En el que sí voy a detenerme un poco más es en el ex magistrado y actual senador Carlos Gaviria, quien según sondeos, "se robó" el show con su vehemencia y sapiencia.

En una hábil jugada oratoria, arrancó hablando como magistrado, siguió hablando como profesor y terminó hablando como político.

Con cierta tristeza veo que su militancia en el 'polo' democrático lo está haciendo perder su polo a tierra. No de otra manera se explican ciertos de sus argumentos. Por ejemplo, el de afirmar que a un campesino se le puede preguntar en un referendo si está o no de acuerdo con la pena de muerte, pero en cambio es un abuso preguntarle por la cifra repartidora.

Para comenzar, la pena de muerte es uno de los temas más difíciles que le ha tocado resolver a la humanidad. Aún hoy el debate se reabre furiosamente en países como Estados Unidos, donde cada rato aparecen inocentes que fueron o estuvieron a punto de ser ejecutados. Afirmar que un campesino colombiano tiene el discernimiento suficiente para resolver quién es el dueño de la vida o de la muerte, pero en cambio debe impedírsele la posibilidad de que vote por una fórmula matemática cuya única función es repartir unas curules en el Congreso "porque ella es muy complicada" y por consiguiente se está abusando de su libertad para votar, es francamente un contrasentido.

Gaviria se pregunta, como argumento contra la complejidad del referendo: "¿Podrá votar libremente una persona que ignora los efectos de su conducta, de su decisión?". Y yo le respondo: muéstreme al primer campesino colombiano que alguna vez haya votado, por ejemplo por algo tan aparentemente sencillo como es escoger un nombre entre los candidatos a Presidente, con la conciencia absoluta de los efectos de su conducta y de las consecuencias de su decisión. Esa garantía no se la puede dar, senador Gaviria, ni José Fernando Isaza, presidente de la CCA, uno de los hombres más inteligentes de Colombia.

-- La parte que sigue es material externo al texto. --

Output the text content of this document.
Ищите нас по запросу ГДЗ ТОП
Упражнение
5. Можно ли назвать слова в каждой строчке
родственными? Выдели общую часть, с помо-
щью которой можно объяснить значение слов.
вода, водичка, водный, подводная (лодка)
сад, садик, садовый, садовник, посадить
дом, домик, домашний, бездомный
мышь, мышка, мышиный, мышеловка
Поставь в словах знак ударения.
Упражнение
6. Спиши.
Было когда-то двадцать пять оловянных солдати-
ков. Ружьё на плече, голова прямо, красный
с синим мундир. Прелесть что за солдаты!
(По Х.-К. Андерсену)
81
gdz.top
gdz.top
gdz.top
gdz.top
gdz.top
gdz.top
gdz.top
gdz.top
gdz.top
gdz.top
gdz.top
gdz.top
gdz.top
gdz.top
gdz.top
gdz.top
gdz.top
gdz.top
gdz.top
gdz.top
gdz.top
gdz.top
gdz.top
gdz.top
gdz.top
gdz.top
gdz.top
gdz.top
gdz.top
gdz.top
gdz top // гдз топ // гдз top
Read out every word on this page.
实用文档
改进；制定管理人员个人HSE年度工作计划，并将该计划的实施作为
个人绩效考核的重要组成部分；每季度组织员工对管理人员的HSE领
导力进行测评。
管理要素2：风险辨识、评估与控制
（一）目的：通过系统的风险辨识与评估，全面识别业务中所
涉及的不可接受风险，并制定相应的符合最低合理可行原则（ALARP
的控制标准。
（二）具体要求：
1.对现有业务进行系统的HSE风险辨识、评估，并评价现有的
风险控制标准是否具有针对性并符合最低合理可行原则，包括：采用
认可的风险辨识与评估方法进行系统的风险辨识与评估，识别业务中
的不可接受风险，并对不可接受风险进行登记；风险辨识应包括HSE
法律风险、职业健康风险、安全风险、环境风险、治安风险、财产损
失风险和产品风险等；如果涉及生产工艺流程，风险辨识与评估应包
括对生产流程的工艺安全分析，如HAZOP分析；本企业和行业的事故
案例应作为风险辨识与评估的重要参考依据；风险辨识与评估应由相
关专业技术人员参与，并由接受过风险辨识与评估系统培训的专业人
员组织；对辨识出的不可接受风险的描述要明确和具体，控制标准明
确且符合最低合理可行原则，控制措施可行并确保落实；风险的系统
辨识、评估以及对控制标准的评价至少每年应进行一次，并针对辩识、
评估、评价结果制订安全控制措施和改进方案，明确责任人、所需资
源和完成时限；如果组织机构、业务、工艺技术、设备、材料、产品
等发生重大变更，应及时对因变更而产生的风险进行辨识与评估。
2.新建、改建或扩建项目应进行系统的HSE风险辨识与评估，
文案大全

¿Existirá quien tenga la autoridad de decir qué puede entender y qué no un campesino colombiano de los artículos de un referendo? Gaviria dice que no van a entender la cifra repartidora. Pero no faltará quien diga que no van a entender nada, entonces que no los dejemos votar el referendo porque carecen de la libertad de hacerlo. Por este camino del senador Gaviria: o suprimimos el referendo, o vamos derecho al voto calificado. Que no puedan votar sino los colombianos con cierto grado de educación -definir cuál también va a resultar arbitrario- y con un mínimo de ingresos mensuales.

Pero lo que más me preocupa de Gaviria es su afirmación de que el Derecho es el que la Corte Constitucional diga que es. Este es un organismo compuesto por simples mortales al que le queda imposible sostener su infalibilidad. Precisamente uno de los debates más serios que ha suscitado su creación es el de que su excesiva omnipresencia amenaza con romper el equilibrio de los poderes públicos.

Este 'gobierno de los jueces' que defiende Gaviria es peligroso. Cuando conmina a la Corte a "defender lo poco que nos queda de democracia" olvida que a este referendo lo precede una decisión presidencial, una autorización legislativa, actualmente pasa por una revisión judicial, y lo aguarda el voto de la opinión.

Eso es, en su conjunto, lo que es la democracia. Y no la que diga, profesor Carlos Gaviria, la Corte Constitucional que es.